12 November 2025
19:47 WIB
Revisi KUHAP: Disabilitas Mental Tak Bisa Dipidana
Komisi III DPR RI dan pemerintah sepakat revisi KUHAP mengatur pelaku tindak pidana dengan disabilitas mental atau intelektual berat tidak dapat dijatuhi pidana, tetapi direhabilitasi atau perawatan
Penulis: Gisesya Ranggawari
Editor: Nofanolo Zagoto
Ilustrasi pembuatan undang-undang. Shutterstock/EtiAmmos
JAKARTA - Komisi III DPR RI dan pemerintah sepakat revisi Kitab Undang-Undang Hukum Acara Pidana (KUHAP) mengatur pelaku tindak pidana dengan disabilitas mental atau intelektual berat tidak dapat dijatuhi pidana, tetapi direhabilitasi atau perawatan.
Perwakilan Tim Perumus dan Tim Sinkronisasi RUU KUHAP, David menyampaikan, aturan ini merupakan usulan dari LBH Apik dan Koalisi Nasional Organisasi Disabilitas.

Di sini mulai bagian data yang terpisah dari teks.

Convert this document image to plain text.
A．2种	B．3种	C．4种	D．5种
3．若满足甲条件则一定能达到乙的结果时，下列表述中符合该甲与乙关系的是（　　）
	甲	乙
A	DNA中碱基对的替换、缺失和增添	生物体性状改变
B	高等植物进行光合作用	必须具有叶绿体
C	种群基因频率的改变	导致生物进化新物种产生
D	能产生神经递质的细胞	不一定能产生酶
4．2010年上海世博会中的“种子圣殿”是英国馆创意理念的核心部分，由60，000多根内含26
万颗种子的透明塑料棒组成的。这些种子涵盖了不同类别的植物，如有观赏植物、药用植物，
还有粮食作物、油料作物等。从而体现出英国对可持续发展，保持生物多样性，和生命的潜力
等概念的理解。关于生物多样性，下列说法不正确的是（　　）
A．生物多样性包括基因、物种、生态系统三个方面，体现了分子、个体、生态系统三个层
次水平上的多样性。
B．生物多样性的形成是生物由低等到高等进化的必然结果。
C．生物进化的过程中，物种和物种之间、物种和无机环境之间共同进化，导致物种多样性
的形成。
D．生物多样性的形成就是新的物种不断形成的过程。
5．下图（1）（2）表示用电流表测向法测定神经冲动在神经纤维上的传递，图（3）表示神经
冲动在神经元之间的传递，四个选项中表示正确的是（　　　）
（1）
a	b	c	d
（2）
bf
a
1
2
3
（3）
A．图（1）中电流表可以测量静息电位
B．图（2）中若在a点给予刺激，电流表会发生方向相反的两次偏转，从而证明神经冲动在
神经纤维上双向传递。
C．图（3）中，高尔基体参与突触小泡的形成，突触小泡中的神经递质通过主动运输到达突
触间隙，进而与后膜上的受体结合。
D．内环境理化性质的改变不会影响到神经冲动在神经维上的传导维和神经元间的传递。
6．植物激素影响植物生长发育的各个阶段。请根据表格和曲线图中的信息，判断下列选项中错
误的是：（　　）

"Mereka mengusulkan adanya pengaturan tambahan untuk menjamin pemberian keterangan secara bebas tanpa hambatan," kata David dalam rapat panitia kerja Komisi III dan pemerintah di Gedung DPR RI, Senayan, Jakarta, Rabu (12/11).
Usulan ini tertuang dalam Pasal 137A draf RUU KUHAP. Ayat (1) berbunyi, 'terhadap pelaku tindak pidana yang tidak dapat dimintai pertanggungjawaban karena penyandang disabilitas mental dan/atau intelektual berat sebagaimana dimaksud dalam KUHP, pengadilan dapat menetapkan tindakan berupa rehabilitasi atau perawatan.'
Selanjutnya, Ayat (2) mengatur bahwa tindakan tersebut ditetapkan dengan penetapan hakim dalam sidang terbuka untuk umum.
Ayat (3) menegaskan bahwa penetapan tindakan itu bukan merupakan putusan pemidanaan, sedangkan ayat (4) menyebutkan tata cara pelaksanaan tindakan tersebut akan diatur dalam peraturan pemerintah.
"Ini mengakomodir agar penyandang disabilitas mental mendapat rehabilitasi, bukan pemidanaan. Termasuk menyesuaikan dengan ketentuan dalam KUHAP," ucap David.
Wakil Menteri Hukum dan Hak Asasi Manusia (Wamenkumham), Edward Omar Sharif Hiariej menyatakan, pemerintah sependapat dengan usulan tersebut. Menurut dia, ketentuan itu sejalan dengan prinsip pertanggungjawaban pidana yang sudah diatur dalam Kitab Undang-Undang Hukum Pidana (KUHP) baru.
"Dalam KUHP itu Pasal 38 dan 39 tentang pertanggungjawaban pidana memang menyebutkan bahwa bagi penyandang disabilitas mental, mereka dianggap tidak mampu bertanggung jawab," ujar Edward.
"Sehingga memang putusannya bukan pemidanaan, tetapi bisa merupakan suatu tindakan yang di dalamnya adalah rehabilitasi. Koalisi disabilitas juga sudah menemui kami, dan kami setuju dengan usulan dari LBH Apik ini," sambung dia.
Usulan tersebut juga langsung mendapat dukungan dari para anggota Komisi III DPR. Mereka menilai tidak ada mens rea atau niat jahat dari pelaku tindak pidana dengan disabilitas mental.